For a long time the standards and assessments have suffered from a spilt personality. They are to raise standards, which implies that fewer people will be able to successfully achieve them. They are to create a minimum bar across which every student must be able to leap. They are to increase employability of our graduates. They are to increase the number of students attending college. They are to measure the success of our schools.
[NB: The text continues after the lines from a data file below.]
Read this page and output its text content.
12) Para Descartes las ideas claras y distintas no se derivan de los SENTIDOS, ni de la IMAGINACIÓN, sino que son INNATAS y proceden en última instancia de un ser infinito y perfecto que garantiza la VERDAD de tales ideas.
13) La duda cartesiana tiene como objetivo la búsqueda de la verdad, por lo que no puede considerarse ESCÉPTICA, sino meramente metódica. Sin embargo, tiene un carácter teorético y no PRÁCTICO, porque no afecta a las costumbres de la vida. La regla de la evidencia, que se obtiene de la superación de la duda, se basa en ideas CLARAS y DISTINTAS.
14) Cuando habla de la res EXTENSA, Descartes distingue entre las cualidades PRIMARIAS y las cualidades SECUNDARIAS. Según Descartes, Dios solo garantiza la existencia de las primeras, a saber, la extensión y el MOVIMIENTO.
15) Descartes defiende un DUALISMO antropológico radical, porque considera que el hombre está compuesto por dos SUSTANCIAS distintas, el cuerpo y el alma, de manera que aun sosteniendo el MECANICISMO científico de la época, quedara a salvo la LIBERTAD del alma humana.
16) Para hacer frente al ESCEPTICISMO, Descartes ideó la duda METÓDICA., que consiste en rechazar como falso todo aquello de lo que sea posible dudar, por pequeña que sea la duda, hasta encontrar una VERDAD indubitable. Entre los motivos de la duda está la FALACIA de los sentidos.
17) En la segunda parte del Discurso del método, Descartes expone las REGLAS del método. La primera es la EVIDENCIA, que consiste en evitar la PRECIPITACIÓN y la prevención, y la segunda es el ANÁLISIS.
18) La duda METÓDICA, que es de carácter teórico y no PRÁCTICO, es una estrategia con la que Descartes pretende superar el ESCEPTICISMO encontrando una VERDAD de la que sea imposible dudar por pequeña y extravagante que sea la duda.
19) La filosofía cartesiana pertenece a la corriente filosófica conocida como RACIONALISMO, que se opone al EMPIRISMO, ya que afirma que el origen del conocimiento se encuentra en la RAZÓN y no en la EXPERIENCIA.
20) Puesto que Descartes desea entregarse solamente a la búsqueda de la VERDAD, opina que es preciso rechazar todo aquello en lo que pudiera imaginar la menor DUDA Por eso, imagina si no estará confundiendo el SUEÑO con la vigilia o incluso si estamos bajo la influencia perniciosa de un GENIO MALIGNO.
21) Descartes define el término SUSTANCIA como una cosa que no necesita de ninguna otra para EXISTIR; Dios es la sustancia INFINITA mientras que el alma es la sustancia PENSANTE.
Recently we added they are to measure the success of our teachers. While these issues are all related, they are different and no single instrument could possibly accurately do them all well.

Milgram and Stotsky both were members of the CCSS Validation Committee and both refused to sign off on the official report of the Committee. Their letters describing their reasons for not signing off on the document may be accessed through the report linked to above.

The first concern is what is college readiness. Apparently it means not top tier schools and not STEM fields. I think that it can easily be argued that preparing all students to enter STEM fields or top tier schools is at best improbable and at worst an indefensible use of education. Only a small percentage of students will attend universities meeting either of these descriptions. Although we might wish it otherwise, this is the case. The number of STEM jobs are increasing, but so too is the competition for those jobs on the international marketplace. It is not just enough to be an engineer, you have to be in the top 50 percentile of engineers. If not your job prospects are very limited. Yes, we need more STEM trained individuals, but not any individual will be successful in a STEM career. Top tier schools will always be selective because they can be- it is part of what makes them top tier. They are not going to accept more students because of CCSS.

The average adult is far more likely to need to understand statistics than algebra 2 in going about their life. Read the newspaper and statistics like mean and median and graph reading abound. We do not ask readers to compute anything or understand the underlying math and science behind surveying land, determining the effectiveness of medications or explaining the speed of the internet. Most college degrees do not require more than a rudimentary level of math training. Let us teach math to have practical value- budgeting anyone? and to help us with daily life- I need to halve this recipe that includes fractions.

Students definitely need access to higher level math classes even if they are not required by the CCSS. They need to be encouraged to take complex classes because they teach the mind to think deeply. They should not be penalized for not being able to solve matrix algebra or trigonometric proofs by not being able to graduate. Further, pushing more students into algebra at younger ages has been demonstrated to reduce the number of students electing to take higher level math classes. (See research here.)  If we want to have more students succeed in math, we need to offer more options- slower classes for some who need more processing time, faster classes for some who intuitively "get" math, and classes that demonstrate real world uses of the basic math that we can use on a daily basis for students who are disengaged from math. Schools should not be saying the CCSS does not require it, so we will not teach these upper level math classes. I don't think they will drop the offerings that they have. With the advent of blended and online classes, more options are available at the upper end than ever before. We need to push students to push themselves into these options.

While the CCSS do not present an adequate background for some post high school options, they do present a background for most. We cannot ignore the weakness of the CCSS, but that does not mean the entire body of work needs to be thrown out. Students cannot be told in either words or in implication that CCSS are enough for all, but that they present a foundation for further learning that should never stop. Yes, the bar is not high enough for some and is more rigid than is probably good for many, but it is the bar we currently need to deal with.